Government expects to deliver on all persecution report recommendations by 2022

(Photo: Open Doors UK & Ireland)

The government says it is confident it can implement all 22 recommendations in the Bishop of Truro's report on supporting persecuted Christians through British embassies around the world.

Nigel Adams MP, Minister of State at the Foreign, Commonwealth and Development Office (FCDO), has been answering questions from MPs about progress in implementing the independent report by Bishop Philip Mounstephen.

The report said: "Christianity is by most calculations the most persecuted religion of modern times."

The then Foreign Secretary, Jeremy Hunt, commissioned Bishop Mounstephen, an Anglican evangelical and former head of the Church Mission Society, to chair the review group which produced the report in 2019. The Mounstephen review set a three-year target for the implementation of its recommendations.

In a written answer to a parliamentary question tabled on June 16 by Democratic Unionist MP Sir Jeffrey Donaldson, Mr Adams said: "The government has committed to implementing in full the recommendations in the Bishop of Truro's review, and work continues to implement them in a way that will bring real improvement to the lives of those persecuted due to their faith or belief.

"Of the 22 recommendations we have fully delivered ten, made good progress on a further eight, and are confident that all 22 will be delivered by the time of the independent review in 2022."

Mr Adams also told Sir Jeffrey, a practising Christian who became leader of the Democratic Unionist Party of Northern Ireland on June 26, that the FCDO "is currently working with an external implementer to develop training for staff on religion for international engagement.

"The implementer, the Edward Cadbury Centre at the University of Birmingham, is consulting with a wide range of external stakeholders, including those that work specifically on Christian persecution. The training will support our work on freedom of religion or belief (FoRB) for all, including amplifying the FoRB toolkit.

"Posts (embassies, high commissions and consulates) across the FCDO network regularly report on the local human rights situation, including in relation to the promotion and protection of the right to freedom of religion or belief."

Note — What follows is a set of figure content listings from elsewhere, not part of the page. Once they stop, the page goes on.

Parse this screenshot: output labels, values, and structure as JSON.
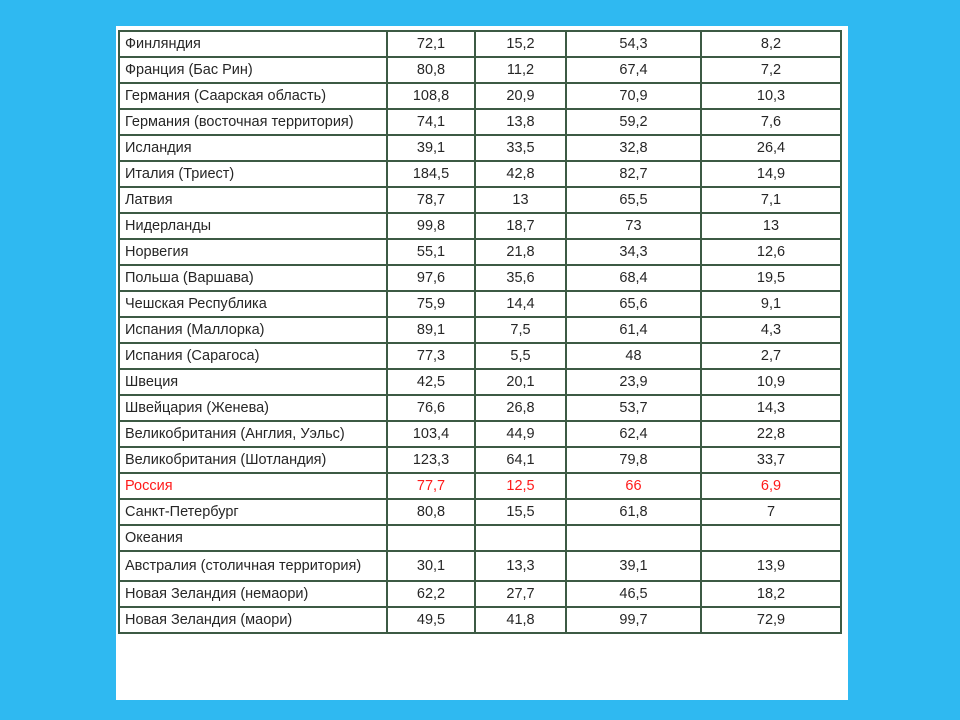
{
  "table": {
    "rows": [
      [
        "Финляндия",
        "72,1",
        "15,2",
        "54,3",
        "8,2"
      ],
      [
        "Франция (Бас Рин)",
        "80,8",
        "11,2",
        "67,4",
        "7,2"
      ],
      [
        "Германия (Саарская область)",
        "108,8",
        "20,9",
        "70,9",
        "10,3"
      ],
      [
        "Германия (восточная территория)",
        "74,1",
        "13,8",
        "59,2",
        "7,6"
      ],
      [
        "Исландия",
        "39,1",
        "33,5",
        "32,8",
        "26,4"
      ],
      [
        "Италия (Триест)",
        "184,5",
        "42,8",
        "82,7",
        "14,9"
      ],
      [
        "Латвия",
        "78,7",
        "13",
        "65,5",
        "7,1"
      ],
      [
        "Нидерланды",
        "99,8",
        "18,7",
        "73",
        "13"
      ],
      [
        "Норвегия",
        "55,1",
        "21,8",
        "34,3",
        "12,6"
      ],
      [
        "Польша (Варшава)",
        "97,6",
        "35,6",
        "68,4",
        "19,5"
      ],
      [
        "Чешская Республика",
        "75,9",
        "14,4",
        "65,6",
        "9,1"
      ],
      [
        "Испания (Маллорка)",
        "89,1",
        "7,5",
        "61,4",
        "4,3"
      ],
      [
        "Испания (Сарагоса)",
        "77,3",
        "5,5",
        "48",
        "2,7"
      ],
      [
        "Швеция",
        "42,5",
        "20,1",
        "23,9",
        "10,9"
      ],
      [
        "Швейцария (Женева)",
        "76,6",
        "26,8",
        "53,7",
        "14,3"
      ],
      [
        "Великобритания (Англия, Уэльс)",
        "103,4",
        "44,9",
        "62,4",
        "22,8"
      ],
      [
        "Великобритания (Шотландия)",
        "123,3",
        "64,1",
        "79,8",
        "33,7"
      ],
      [
        "Россия",
        "77,7",
        "12,5",
        "66",
        "6,9"
      ],
      [
        "Санкт-Петербург",
        "80,8",
        "15,5",
        "61,8",
        "7"
      ],
      [
        "Океания"
      ],
      [
        "Австралия (столичная территория)",
        "30,1",
        "13,3",
        "39,1",
        "13,9"
      ],
      [
        "Новая Зеландия (немаори)",
        "62,2",
        "27,7",
        "46,5",
        "18,2"
      ],
      [
        "Новая Зеландия (маори)",
        "49,5",
        "41,8",
        "99,7",
        "72,9"
      ]
    ],
    "highlight": {
      "row": 17,
      "color": "#ff1a1a"
    }
  }
}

Answering a question from Scottish National Party MP, Kirsten Oswald, Mr Adams said: "A framework is being developed that will be available to all staff setting out why freedom of religion or belief is a core human right to be championed."

In response to another recommendation, the FCDO set up a research fund named after John Bunyan, the 17th Century Baptist preacher persecuted by the Anglican establishment and author of the classic Christian allegory, Pilgrim's Progress. 

Commenting on its impact, he told Ms Oswald: "Various research activities have already been funded, including establishing the John Bunyan Fund, which amongst other things, has looked at the links between gender and freedom of religion and belief. We continue to look for opportunities to support quality research."

The 2019 Truro report warned that the persecution of Christians was "at near genocide levels". 

"Evidence shows not only the geographic spread of anti-Christian persecution, but also its increasing severity. In some regions, the level and nature of persecution is arguably coming close to meeting the international definition of genocide, according to that adopted by the UN," the report said.